Little information was available from Schulte about the potential Montgomery County Port Authority project, other than the development would take up about 500 acres.

The presiding commissioner said it’s believed the project will come to fruition. “It’s coming,” Schulte said. “The wheels are in motion, but it’s going to happen,” he said.

Helping Gasconade County prepare to benefit from the Port Authority project north of the Missouri River could be a topic of discussion in two weeks between the Commission and staffers with Meramec Regional Planning Commission (MRPC). Personnel from that agency are scheduled to attend the March 21 session of the County Commission for talks on several fronts — focusing primarily on the use of funds that will be received during most of the next two decades resulting from the settlement of lawsuits against the makers and distributors of opioid medication.
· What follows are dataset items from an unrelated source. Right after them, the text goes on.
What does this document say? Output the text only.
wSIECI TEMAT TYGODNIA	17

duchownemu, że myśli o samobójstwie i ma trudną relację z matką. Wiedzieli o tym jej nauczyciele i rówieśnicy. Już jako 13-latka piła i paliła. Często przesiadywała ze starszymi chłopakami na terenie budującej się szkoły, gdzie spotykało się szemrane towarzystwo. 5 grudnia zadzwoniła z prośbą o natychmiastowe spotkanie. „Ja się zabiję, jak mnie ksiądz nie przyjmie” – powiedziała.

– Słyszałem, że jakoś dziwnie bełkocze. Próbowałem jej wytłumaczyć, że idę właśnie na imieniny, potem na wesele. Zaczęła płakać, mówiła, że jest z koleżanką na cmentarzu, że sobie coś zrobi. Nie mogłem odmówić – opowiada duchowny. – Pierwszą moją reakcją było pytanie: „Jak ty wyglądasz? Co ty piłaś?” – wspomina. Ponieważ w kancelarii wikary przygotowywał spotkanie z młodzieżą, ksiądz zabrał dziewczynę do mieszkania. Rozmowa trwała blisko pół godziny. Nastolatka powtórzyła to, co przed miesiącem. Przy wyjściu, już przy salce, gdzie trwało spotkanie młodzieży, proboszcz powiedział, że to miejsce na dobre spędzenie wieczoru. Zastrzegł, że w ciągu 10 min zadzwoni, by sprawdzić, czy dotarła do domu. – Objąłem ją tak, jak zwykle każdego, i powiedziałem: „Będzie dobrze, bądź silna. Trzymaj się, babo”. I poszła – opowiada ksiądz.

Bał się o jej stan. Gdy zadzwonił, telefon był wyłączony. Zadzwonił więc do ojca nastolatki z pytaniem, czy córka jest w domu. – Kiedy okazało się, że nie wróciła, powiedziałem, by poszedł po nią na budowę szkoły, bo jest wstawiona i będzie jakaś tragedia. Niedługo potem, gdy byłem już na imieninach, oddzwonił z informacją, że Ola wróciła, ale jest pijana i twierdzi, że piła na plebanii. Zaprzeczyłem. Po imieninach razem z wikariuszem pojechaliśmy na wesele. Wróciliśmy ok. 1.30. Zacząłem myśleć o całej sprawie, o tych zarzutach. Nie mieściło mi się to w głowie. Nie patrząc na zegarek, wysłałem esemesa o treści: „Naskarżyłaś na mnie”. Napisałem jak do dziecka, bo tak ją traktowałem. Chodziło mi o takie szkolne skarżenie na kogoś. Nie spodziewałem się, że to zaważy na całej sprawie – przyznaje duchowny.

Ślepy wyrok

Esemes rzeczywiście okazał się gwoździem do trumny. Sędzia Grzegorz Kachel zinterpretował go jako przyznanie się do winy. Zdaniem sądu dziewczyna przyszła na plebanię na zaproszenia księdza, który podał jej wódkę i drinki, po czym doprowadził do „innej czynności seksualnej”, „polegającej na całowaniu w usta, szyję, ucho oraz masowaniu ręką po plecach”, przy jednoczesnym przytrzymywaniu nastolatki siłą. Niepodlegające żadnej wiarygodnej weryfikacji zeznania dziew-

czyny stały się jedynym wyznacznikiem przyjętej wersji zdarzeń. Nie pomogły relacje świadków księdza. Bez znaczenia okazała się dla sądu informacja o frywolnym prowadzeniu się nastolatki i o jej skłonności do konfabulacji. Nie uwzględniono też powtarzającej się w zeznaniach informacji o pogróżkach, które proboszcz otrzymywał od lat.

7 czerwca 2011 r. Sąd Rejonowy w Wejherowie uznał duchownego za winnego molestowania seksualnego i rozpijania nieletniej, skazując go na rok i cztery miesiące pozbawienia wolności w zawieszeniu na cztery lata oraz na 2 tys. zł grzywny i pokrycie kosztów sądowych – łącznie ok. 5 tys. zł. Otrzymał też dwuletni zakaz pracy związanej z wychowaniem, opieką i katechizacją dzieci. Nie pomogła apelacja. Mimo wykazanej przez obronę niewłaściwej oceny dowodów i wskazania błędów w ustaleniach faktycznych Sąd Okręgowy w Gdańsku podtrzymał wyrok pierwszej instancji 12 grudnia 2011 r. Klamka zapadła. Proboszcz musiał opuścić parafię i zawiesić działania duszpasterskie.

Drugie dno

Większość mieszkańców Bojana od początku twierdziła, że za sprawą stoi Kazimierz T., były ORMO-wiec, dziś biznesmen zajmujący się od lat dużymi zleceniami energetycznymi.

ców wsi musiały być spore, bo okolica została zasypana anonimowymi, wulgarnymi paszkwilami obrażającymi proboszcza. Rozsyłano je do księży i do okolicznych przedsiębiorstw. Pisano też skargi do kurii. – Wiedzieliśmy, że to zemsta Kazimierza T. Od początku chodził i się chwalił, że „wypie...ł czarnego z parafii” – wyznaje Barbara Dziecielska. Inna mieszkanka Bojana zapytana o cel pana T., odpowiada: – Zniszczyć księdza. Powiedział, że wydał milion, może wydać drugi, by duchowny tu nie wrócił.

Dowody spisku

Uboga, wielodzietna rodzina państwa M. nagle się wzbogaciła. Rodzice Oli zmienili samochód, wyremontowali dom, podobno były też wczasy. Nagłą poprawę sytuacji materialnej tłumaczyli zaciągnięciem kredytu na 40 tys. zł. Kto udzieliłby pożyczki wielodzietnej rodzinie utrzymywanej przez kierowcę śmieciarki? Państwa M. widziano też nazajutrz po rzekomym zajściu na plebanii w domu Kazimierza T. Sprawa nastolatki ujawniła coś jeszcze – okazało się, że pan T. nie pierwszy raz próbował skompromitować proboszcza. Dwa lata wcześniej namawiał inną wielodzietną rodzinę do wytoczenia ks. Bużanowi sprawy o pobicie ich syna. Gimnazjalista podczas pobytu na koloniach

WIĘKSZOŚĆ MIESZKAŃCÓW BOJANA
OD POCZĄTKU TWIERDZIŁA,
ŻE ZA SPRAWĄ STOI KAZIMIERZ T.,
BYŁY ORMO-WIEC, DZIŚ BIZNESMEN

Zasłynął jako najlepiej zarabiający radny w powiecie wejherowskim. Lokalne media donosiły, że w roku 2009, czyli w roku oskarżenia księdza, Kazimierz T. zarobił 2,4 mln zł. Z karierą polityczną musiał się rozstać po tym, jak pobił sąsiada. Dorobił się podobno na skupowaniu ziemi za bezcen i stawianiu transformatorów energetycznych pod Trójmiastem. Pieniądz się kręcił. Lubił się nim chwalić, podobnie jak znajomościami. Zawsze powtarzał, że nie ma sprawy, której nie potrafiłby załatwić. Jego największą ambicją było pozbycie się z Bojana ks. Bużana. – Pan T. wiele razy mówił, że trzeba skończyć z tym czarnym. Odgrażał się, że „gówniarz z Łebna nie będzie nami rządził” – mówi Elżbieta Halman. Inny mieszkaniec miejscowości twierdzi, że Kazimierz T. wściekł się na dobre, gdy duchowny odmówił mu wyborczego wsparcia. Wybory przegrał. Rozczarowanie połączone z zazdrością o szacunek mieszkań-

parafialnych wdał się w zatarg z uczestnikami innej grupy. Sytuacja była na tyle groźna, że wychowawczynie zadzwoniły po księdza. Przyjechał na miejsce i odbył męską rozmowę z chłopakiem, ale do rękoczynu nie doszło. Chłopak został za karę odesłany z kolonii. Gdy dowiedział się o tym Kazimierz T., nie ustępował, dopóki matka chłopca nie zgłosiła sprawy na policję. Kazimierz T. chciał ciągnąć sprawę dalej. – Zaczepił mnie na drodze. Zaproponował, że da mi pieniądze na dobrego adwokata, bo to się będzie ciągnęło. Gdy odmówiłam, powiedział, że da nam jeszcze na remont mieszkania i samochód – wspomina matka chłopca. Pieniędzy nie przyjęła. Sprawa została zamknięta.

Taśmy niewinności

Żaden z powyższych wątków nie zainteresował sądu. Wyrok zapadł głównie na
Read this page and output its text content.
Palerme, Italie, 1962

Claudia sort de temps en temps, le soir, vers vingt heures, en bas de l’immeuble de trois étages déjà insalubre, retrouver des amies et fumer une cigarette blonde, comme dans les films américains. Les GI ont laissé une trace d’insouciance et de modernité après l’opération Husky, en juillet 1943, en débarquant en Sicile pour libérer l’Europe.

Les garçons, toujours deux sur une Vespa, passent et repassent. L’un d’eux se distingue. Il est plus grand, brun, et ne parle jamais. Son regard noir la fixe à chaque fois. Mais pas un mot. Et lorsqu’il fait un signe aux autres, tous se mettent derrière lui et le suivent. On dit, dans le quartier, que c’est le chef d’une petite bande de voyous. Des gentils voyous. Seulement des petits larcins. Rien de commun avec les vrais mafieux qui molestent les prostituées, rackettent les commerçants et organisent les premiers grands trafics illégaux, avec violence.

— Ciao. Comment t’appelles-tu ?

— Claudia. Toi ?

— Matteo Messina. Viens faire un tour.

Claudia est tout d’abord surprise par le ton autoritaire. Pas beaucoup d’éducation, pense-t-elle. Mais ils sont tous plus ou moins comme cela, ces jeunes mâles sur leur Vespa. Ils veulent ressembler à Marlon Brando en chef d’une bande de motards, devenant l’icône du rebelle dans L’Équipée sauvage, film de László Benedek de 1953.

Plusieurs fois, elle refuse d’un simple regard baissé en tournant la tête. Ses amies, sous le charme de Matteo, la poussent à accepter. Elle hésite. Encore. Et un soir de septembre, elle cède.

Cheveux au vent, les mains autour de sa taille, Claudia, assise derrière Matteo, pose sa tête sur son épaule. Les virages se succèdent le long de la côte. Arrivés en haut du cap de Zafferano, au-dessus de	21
MRPC staffers are scheduled to attend the Commission’s March 21 session to begin discussions on how to use about $70,000 received thus far in opioid lawsuit settlement funds. Payments made by manufacturers and distributors of opioids to local governments as part of a class-action lawsuit settlement are projected to be received for the next 17 years. A plan for using Gasconade County’s share of the opioid-settlement money was worked on the past year by Prosecuting Attorney Mary E. Weston and members of the county’s Opioid Settlement Team. At the first of this year, she turned over that project to the County Commission, which, in turn, agreed to have the regional planning agency work on a plan for using the county’s share of the settlement funds.